Gaye Erkan’ın “Fiyat istikrarı, makro finansal istikrarın olmazsa olmazıdır… Tüm araçlarımızı enflasyon tekrar tek haneye ve orta vadeli hedefimize gerileyene kadar kararlılıkla kullanmaya devam edeceğiz” demesi bizlere güven verdi.

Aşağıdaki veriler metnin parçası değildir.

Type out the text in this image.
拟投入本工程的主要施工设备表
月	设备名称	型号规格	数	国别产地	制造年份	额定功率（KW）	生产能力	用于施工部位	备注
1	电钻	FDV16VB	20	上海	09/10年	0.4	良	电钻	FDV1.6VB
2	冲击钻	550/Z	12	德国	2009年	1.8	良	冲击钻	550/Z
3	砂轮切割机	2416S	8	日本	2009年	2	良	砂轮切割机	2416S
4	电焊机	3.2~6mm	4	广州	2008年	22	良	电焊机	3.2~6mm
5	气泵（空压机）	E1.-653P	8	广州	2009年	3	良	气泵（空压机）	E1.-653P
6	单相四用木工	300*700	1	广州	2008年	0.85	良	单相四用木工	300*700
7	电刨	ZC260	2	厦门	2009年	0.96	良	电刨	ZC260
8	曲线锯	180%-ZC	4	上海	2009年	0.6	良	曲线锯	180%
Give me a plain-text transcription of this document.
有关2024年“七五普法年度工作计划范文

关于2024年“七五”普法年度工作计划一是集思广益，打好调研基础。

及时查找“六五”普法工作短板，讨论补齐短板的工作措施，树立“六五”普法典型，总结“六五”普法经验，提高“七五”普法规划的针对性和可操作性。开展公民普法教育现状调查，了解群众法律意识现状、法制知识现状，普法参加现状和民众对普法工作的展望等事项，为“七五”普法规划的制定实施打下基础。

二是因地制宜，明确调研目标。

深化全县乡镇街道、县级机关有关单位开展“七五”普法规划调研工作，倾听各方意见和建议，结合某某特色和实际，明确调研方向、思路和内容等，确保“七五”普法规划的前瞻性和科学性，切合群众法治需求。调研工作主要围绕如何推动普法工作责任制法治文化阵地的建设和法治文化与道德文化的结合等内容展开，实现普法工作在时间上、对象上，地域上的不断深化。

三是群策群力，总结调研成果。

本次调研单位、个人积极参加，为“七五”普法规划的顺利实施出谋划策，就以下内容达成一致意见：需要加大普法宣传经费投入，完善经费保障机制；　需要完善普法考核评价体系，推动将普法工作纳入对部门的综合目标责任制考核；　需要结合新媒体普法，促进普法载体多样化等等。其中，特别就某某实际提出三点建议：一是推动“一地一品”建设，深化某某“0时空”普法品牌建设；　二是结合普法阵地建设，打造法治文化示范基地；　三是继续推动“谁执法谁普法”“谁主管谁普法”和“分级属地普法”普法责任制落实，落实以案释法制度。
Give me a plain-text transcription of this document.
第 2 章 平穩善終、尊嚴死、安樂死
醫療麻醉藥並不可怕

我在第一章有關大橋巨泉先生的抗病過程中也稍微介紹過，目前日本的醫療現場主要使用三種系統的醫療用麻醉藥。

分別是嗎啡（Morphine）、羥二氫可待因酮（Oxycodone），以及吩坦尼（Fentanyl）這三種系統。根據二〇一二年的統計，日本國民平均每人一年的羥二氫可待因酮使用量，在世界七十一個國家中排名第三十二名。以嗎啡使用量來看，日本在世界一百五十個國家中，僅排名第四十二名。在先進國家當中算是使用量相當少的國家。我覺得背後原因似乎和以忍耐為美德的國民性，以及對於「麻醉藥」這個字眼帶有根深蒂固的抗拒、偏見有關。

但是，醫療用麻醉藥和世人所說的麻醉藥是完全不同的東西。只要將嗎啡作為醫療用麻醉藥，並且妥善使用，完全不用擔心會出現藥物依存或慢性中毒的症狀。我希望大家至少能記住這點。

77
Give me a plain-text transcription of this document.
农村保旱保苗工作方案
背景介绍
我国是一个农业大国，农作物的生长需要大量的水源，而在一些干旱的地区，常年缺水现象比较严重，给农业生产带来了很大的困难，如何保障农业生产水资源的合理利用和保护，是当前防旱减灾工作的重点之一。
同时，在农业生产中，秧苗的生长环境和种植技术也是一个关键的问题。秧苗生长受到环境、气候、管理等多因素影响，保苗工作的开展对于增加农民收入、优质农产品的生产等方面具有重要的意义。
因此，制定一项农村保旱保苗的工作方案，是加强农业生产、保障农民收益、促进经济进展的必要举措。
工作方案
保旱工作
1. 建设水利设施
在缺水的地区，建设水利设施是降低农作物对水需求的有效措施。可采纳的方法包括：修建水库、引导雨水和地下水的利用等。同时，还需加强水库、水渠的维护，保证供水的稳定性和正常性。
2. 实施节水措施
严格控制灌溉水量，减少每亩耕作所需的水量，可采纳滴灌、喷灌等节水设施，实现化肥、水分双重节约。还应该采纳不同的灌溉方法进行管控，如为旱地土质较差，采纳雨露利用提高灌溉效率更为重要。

Ağbal da aynısını yapmıştı
Benzer bir yaklaşımı bundan 2.5 yıl önce zamanın TCMB Başkanı Naci Ağbal 2021’in ilk Enflasyon Raporu’nu sunarken de görmüştük. Ağbal “Enflasyonun mevcut seviyesi ve yukarı yönlü riskler bir arada değerlendirildiğinde yüzde 5 hedefimizden oldukça uzakta bir noktadayız” diyerek gerçekçi bir durum tespiti yapmıştı. Ağbal sunumunda, “Hedef varmak amacıyla 2021 yılında enflasyon hedeflemesi rejimini tüm unsurlarıyla kararlı bir şekilde uygulayacağız. Para politikasındaki sıkı ve ihtiyatlı duruşumuz, yüzde 5 hedefine ulaşacağımız 2023 yılına kadar, uzun bir süre kararlılıkla sürdürülecektir” dediğinde umutlanmıştık.
Ama Ağbal’ın görevdeki ömrü uzun sürmemişti. Umarım Gaye Erkan’ınki uzun olur. Her ne kadar enflasyona karşı şu ana kadar Merkez Bankası’nın attığı adımların ortaya konulan tabloya göre zayıf kaldığını düşünsem de değerlendirmelerin ve analizlerin doğru ve gerçekçi olması, atılan adımların yönünün doğruluğu umut veriyor.